Just before the latest Assisted Dying Bill failed to gain support in the House of Commons, I had posted a comment in a series of BMJ rapid responses about that Bill - my comment was (I think it only appeared on the BMJ website a few hours before the vote in Parliament):

'It seems to me, that for some authors 'coercion' is being used to describe 'persuasion but in a direction I personally do not agree with'. That isn't very useful.
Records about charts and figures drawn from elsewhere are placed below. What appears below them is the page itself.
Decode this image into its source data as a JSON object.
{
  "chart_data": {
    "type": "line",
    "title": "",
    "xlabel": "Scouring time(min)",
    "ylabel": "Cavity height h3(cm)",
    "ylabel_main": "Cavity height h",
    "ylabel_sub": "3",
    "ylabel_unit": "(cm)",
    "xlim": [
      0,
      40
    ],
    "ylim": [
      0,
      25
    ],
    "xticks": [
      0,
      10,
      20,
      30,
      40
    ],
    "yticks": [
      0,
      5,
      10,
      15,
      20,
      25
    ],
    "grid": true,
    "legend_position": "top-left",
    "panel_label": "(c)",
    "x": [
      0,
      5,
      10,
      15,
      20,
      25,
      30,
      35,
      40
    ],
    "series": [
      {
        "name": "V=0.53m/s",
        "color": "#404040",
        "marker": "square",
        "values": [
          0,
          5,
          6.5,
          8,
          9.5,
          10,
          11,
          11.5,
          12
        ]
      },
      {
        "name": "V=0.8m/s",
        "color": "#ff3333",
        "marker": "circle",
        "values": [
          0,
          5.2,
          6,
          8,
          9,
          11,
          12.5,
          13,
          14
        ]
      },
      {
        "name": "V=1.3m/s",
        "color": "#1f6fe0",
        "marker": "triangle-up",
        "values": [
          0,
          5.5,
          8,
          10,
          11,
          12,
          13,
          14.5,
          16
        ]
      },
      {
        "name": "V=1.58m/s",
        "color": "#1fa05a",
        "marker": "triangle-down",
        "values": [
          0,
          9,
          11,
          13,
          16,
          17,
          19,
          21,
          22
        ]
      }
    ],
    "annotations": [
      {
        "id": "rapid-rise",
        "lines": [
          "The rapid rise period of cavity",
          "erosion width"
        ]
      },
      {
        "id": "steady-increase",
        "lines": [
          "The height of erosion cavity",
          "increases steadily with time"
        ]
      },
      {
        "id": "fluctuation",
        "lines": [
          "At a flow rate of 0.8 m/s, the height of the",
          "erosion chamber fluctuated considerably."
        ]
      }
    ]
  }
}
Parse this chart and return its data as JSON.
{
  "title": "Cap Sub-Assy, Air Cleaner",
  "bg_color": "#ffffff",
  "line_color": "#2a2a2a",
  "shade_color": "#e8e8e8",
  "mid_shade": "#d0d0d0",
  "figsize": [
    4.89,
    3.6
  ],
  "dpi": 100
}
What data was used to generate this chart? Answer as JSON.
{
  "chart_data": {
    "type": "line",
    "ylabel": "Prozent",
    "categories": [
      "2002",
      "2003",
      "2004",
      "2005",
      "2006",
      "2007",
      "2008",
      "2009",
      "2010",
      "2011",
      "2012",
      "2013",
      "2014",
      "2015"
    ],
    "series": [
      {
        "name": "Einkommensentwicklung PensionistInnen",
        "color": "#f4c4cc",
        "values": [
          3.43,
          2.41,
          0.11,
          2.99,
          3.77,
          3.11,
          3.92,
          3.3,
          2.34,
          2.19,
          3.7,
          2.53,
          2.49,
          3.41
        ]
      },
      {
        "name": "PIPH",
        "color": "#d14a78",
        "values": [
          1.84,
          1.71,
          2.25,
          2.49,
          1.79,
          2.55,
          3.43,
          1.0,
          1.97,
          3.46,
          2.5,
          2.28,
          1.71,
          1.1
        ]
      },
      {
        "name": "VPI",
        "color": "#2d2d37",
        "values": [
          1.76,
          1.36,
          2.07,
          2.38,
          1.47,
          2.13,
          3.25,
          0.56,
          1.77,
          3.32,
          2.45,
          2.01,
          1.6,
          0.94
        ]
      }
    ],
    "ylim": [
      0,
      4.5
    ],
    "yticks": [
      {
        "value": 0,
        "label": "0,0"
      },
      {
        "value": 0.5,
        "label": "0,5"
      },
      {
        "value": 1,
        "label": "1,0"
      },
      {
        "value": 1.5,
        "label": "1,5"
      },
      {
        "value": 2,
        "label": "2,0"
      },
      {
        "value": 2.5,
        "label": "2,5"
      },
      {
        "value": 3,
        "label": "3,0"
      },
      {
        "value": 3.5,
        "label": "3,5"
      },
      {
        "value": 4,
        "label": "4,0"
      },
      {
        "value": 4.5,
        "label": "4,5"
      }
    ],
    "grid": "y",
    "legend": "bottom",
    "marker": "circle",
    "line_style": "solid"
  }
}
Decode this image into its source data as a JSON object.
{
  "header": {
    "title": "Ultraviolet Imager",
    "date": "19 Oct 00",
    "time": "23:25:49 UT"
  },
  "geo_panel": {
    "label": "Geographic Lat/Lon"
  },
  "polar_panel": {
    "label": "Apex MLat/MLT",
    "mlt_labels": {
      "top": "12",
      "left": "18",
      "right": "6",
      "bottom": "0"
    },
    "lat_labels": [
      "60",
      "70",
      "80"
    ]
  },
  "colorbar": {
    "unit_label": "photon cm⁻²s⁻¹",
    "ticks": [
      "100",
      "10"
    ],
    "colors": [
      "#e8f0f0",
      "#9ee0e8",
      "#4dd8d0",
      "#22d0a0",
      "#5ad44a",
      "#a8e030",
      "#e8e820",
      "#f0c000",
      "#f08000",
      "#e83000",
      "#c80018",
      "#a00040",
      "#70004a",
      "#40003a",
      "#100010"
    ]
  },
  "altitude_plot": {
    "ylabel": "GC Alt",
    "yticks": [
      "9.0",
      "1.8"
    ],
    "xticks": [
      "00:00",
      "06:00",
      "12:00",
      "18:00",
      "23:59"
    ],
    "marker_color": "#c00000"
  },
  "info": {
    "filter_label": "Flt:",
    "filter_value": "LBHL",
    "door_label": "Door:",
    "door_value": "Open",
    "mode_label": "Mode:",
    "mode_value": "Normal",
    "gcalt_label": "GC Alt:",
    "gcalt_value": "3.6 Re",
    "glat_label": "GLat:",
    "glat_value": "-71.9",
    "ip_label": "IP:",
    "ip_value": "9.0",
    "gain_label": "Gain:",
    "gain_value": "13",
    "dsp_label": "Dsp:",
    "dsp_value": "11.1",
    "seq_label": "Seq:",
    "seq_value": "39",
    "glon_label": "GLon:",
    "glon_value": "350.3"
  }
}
Neither is only asking 'was the decision 'autonomous' ?' when [to the person raising the issue of autonomy] it 'seems to be the wrong decision'.'

An MP has just sent me an e-mail with his views about the debate in the House of Commons - it looks as if the debate in the House, and the one in the BMJ rapid responses, were essentially identical:

'In the absence of [a] faith reason being given, one heard a lot of the opposition to assisted dying which boiled down to opponents being patronising: "don't let people have a choice lest they exercise it; and lest they, heaven forfend, exercise that choice in a way that I would not and/or for reasons which I would not myself take into account." Another aspect is "No, you can't have a choice because I don't want that choice myself."'

The MP did point out the reason why this debate about assisted dying, or as I prefer assisted suicide, keeps cropping up, in his e-mail to me:

'There is a big disconnection between the public and MPs: about 70% of the public support it but about 70% of MPs oppose it. In a democracy that cannot continue for ever, but this issue will not now come back before the Commons before the 2020 General Election. Eventually we will get this sort of legislation, but alas it won't be for quite a while.'

It seems to be almost impossible to debate this issue in any sensible manner, because the opposing sides hold fundamentally different belief sets so strongly: the argument which annoys me the most (and considering the dubious [and it seems to me, sometimes 'contrived'] quality of many of the 'arguments', this one must be very poor indeed !), is the 'If we legalise assisted dying, more people will make that choice' one: well, if something is a difficult choice to exercise partly because it is illegal, and it is made legal, wouldn't any normal person assume that if it then became much more common, that reflected nothing beyond people making a less-difficult/restricted and more free choice ?

There just isn't any 'middle ground' in this one - something true for quite a lot of other debates as well.